Born in Victoria, British Columbia, Wilkinson grew up in his hometown located on the southern tip of Vancouver Island. As a teenager, he was impressed by Anglo-Catholicliturgy and provided services to the Christ Church Cathedral, then entered the university, and became more interested in religious life and decided to seek ordination to the priesthood. After graduating, Wilkinson received a permit from the Anglican bishop of British Columbia to enter an Anglo-Catholic seminary in England run by the Community of the Resurrection religious order. In 1965, he was ordained and became a member of the order.
As a priest in England, in 1968 Wilkinson had what he calls a zeitgeist. Unhappy with the evolution of the liturgy and English society, he left England and returned to Canada, convinced that the Anglican Diocese of British Columbia would welcome him. However, he was rejected because of his Catholic views. In addition, he realized that the changes that took place in England were also happening in Canada: women ordained as priests, the church recognized divorced and remarried people and "gender neutral" language was becoming common in liturgies. In 1977, Wilkinson left the Anglican Communion to join the Traditional Anglican Communion, a church influenced by the Oxford Movement, including the writings of John Henry Newman, and the thinking of Cardinal Joseph Ratzinger. On 21 October 1999, Wilkinson was consecrated as a bishop and wrote to Cardinal Ratzinger to explain that "the basis of his teaching is the catechism of the Catholic Church" and "his desire to return to full communion with the Holy See". The futurePope Benedict XVI replied and sent him an autographed copy of his book The Spirit of the Liturgy. On 10 January 2005, upon the retirement of then Bishop Robert W. S. Mercer, CR, Wilkinson became metropolitan bishop of the Anglican Catholic Church of Canada.

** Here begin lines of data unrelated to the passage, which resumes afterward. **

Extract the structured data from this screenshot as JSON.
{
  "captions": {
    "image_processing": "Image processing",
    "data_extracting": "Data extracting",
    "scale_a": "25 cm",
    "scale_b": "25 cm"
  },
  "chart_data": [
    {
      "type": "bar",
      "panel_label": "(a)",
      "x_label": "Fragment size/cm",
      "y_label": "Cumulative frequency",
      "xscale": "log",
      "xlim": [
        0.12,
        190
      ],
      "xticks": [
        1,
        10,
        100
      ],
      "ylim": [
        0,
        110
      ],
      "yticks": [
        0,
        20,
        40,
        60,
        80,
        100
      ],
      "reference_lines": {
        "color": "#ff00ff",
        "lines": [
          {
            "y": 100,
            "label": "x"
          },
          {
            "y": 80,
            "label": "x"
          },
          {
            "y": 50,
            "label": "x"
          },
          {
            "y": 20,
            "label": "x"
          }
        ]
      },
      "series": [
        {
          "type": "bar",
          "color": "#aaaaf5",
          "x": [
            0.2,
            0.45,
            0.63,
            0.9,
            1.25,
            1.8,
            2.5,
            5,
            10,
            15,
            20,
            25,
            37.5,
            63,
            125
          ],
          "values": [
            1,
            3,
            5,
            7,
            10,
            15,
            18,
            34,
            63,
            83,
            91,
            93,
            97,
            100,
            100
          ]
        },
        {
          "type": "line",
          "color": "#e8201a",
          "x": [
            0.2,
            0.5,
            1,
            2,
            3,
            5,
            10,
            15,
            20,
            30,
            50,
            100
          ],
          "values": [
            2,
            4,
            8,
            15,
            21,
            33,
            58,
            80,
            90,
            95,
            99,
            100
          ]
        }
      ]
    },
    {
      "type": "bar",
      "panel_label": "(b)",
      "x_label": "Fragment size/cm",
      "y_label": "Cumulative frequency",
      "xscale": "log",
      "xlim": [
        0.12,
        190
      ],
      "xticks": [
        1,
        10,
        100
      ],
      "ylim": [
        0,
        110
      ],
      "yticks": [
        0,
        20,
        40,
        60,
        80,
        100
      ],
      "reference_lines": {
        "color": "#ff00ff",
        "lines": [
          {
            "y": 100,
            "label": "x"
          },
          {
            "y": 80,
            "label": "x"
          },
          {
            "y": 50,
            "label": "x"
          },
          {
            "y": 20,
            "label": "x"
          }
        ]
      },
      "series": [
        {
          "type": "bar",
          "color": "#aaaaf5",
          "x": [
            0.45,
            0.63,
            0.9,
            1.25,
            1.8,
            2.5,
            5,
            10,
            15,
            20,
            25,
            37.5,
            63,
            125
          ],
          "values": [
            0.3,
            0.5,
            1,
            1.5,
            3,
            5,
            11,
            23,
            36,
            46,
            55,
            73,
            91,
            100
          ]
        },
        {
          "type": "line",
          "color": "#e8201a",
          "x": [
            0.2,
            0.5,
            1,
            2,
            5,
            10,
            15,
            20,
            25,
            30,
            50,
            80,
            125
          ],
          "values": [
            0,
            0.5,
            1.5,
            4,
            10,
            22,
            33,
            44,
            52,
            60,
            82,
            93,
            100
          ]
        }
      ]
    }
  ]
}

In 2007, he participated in the synod of the Traditional Anglican Communion which unanimously voted for full communion with Rome. In 2009, Pope Benedict XVI published the apostolic constitution Anglicanorum coetibus. In November 2011, Wilkinson became bishop of the Our Lady of Walsingham Ordinariate, composed of clergy and parishes who were preparing to enter the Roman Catholic Church. In January 2012 the Pope created the Personal Ordinariate of the Chair of Saint Peter. Thus, after 50 years of priesthood and almost 13 years as bishop in the Anglican tradition, Wilkinson became a Roman Catholic as a layman. On April 15, he made his profession of faith and received communion for the first time as a Catholic, along with Carl Reid, at a ceremony officiated by Monsignor Richard Gagnon at St Andrew's Cathedral in Victoria. On 8 December, the feast of the Immaculate Conception, he was ordained as a priest of the Personal Ordinariate of the Chair of Saint Peter, administered by Monsignor Jeffrey Steenson. A month later, the Pope appointed Wilkinson a Prelate of Honor, thus granting him the title of "monsignor". He serves in the Church of Saint Columba of Iona in Victoria - a small wooden parish church for a century and leased to Anglicans - until 2014, when he officially retires himself.